脱走猛獣捕獲せよ 天王寺動物園職員が真剣訓練

2010年3月20日

 大阪市天王寺区の天王寺動物園で19日、アムールトラ1頭が園内に逃げ出したとの想定で、トラの捕獲訓練が行われた。麻酔銃でトラを撃ち、追い詰めて捕獲する内容。かわいらしいトラの着ぐるみを使用したため、訓練中に幼児に抱きつかれるなど緊張感に欠ける場面もあったが、職員たちは真剣な表情で訓練に参加していた。

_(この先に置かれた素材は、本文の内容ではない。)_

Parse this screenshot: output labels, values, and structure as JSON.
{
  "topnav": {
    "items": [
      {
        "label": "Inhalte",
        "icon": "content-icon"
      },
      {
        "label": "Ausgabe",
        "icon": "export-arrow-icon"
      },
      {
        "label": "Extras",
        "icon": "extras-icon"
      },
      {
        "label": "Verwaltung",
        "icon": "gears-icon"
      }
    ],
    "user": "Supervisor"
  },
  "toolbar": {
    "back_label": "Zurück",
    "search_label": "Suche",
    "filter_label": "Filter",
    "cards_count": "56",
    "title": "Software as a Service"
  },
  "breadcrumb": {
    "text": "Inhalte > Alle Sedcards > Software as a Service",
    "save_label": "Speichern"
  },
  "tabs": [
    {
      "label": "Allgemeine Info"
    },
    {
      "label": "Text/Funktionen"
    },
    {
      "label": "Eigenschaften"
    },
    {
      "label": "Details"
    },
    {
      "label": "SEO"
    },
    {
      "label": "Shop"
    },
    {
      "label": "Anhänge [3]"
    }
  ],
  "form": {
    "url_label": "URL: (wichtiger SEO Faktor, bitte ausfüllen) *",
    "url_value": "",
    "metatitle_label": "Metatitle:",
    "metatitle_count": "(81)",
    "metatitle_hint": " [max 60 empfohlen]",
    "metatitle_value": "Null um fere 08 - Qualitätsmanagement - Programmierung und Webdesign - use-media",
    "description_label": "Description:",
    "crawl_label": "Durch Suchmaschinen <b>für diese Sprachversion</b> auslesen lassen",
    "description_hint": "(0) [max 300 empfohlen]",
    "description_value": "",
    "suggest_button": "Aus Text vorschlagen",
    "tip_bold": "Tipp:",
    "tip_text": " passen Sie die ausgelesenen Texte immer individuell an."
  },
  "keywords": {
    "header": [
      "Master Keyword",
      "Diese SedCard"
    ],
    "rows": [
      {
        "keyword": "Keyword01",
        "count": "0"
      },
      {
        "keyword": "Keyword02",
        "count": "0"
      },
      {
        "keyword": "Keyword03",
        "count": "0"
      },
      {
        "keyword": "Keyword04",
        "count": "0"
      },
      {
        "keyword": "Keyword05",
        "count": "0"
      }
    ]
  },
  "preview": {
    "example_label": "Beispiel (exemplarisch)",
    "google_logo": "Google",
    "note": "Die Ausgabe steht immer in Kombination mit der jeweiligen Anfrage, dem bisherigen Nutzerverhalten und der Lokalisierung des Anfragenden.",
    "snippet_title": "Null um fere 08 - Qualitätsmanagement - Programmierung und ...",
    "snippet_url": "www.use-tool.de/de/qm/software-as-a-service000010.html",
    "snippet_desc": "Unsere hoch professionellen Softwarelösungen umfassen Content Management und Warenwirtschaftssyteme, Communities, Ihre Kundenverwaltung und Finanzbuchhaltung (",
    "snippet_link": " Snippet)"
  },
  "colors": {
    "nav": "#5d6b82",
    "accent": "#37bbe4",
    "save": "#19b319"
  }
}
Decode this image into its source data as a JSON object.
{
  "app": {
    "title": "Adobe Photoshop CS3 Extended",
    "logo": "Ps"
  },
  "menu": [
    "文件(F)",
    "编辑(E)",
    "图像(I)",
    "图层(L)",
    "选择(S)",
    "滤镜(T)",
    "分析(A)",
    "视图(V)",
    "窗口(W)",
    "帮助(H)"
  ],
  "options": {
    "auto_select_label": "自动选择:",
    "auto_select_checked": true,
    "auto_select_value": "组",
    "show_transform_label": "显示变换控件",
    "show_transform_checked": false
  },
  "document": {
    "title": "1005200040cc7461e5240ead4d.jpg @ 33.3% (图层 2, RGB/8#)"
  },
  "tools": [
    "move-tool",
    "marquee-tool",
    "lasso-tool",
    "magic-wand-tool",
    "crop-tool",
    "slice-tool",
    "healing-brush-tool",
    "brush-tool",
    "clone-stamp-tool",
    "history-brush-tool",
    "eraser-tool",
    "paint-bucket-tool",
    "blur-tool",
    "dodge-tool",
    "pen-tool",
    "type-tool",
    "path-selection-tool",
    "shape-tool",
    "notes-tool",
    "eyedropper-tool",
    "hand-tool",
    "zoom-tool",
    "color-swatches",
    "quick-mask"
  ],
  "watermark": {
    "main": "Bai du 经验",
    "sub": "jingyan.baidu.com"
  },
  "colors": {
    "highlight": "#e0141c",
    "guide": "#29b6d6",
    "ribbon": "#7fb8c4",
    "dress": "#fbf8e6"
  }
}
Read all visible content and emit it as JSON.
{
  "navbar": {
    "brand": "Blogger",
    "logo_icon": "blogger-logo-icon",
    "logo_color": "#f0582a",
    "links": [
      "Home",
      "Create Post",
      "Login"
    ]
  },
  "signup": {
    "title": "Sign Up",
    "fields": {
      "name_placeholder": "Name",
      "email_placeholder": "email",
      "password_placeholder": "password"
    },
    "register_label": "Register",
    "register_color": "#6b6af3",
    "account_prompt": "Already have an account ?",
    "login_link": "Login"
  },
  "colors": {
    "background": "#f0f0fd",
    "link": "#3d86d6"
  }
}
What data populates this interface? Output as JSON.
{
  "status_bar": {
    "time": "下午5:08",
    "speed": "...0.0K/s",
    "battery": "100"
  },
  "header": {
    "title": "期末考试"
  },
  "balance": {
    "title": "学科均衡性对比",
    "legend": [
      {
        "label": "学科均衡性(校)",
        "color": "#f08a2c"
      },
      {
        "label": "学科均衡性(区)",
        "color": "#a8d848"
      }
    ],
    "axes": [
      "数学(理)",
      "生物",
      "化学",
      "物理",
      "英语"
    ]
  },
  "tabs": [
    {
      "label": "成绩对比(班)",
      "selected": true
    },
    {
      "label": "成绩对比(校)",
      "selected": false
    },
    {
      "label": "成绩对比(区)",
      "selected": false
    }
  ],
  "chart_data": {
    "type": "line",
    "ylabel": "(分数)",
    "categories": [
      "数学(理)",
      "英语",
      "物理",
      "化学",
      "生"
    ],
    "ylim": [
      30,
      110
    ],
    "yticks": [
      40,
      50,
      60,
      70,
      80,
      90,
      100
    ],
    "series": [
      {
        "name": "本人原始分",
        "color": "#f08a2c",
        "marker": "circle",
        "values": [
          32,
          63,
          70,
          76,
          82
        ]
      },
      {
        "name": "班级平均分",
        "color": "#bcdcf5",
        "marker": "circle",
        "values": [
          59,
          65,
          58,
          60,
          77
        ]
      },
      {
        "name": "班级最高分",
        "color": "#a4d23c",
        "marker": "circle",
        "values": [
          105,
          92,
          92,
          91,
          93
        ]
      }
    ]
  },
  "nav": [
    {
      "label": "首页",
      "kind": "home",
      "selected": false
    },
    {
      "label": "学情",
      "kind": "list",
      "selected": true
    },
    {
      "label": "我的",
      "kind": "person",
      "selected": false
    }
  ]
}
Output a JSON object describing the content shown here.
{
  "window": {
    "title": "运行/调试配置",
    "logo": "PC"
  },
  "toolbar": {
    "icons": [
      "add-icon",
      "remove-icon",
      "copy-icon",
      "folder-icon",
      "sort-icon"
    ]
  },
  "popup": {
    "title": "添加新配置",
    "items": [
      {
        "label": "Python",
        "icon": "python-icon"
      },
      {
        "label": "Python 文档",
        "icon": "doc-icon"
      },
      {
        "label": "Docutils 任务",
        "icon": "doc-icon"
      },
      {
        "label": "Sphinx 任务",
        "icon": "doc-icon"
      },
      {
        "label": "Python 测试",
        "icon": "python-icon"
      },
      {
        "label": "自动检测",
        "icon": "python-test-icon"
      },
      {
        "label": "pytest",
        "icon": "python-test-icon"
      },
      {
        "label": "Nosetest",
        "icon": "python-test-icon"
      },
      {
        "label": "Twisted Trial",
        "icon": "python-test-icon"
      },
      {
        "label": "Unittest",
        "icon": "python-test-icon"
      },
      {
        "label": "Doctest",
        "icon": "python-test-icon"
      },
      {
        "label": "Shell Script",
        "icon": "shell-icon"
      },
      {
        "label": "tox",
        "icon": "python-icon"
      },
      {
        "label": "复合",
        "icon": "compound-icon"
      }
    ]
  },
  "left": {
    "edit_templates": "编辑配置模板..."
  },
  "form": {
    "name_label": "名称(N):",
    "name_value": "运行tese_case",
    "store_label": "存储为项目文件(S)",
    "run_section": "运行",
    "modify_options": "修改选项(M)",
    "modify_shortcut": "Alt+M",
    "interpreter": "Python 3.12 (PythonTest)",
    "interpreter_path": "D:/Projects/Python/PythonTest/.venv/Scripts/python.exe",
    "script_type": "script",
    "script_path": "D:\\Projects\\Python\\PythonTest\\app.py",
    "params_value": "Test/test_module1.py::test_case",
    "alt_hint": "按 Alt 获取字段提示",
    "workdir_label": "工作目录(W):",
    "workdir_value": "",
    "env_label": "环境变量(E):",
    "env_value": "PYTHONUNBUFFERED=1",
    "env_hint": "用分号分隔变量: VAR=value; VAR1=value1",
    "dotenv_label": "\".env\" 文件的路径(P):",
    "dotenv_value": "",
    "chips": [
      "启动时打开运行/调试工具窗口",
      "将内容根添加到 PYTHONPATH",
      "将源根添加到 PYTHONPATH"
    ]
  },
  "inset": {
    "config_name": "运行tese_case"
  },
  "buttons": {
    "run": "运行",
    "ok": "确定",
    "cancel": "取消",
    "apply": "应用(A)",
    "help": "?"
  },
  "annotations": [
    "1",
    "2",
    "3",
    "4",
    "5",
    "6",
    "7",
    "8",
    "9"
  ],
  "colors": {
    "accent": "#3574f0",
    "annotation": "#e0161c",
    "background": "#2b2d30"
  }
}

職員に捕獲されおりに入れられ運ばれるトラ=19日午前、大阪市天王寺区

 同動物園は、1975年にヒョウが逃げ出して飼育員がけがを負った事故を教訓に、2年ごとに脱出猛獣の捕獲訓練を行っている。今回の訓練には、トラを捕獲する役、麻酔銃を撃つ役、襲われた人を救護する役などに分かれて総勢60人の職員が参加した。

 訓練は、トラ舎から逃げ出したとの一報が入り、職員が集まるところからスタート。来園者に放送で注意した後、バリケードを築いてトラを追い詰め、麻酔銃で射撃。倒れこんだトラを網で捕獲しておりに入れた。

 同動物園の宮下実園長は「2年前に京都の動物園でトラが脱出して人命が失われた。事故を未然に防ぐことが大事だが、人が管理している以上、絶対はない。いざというときには訓練が役に立つ」と話していた。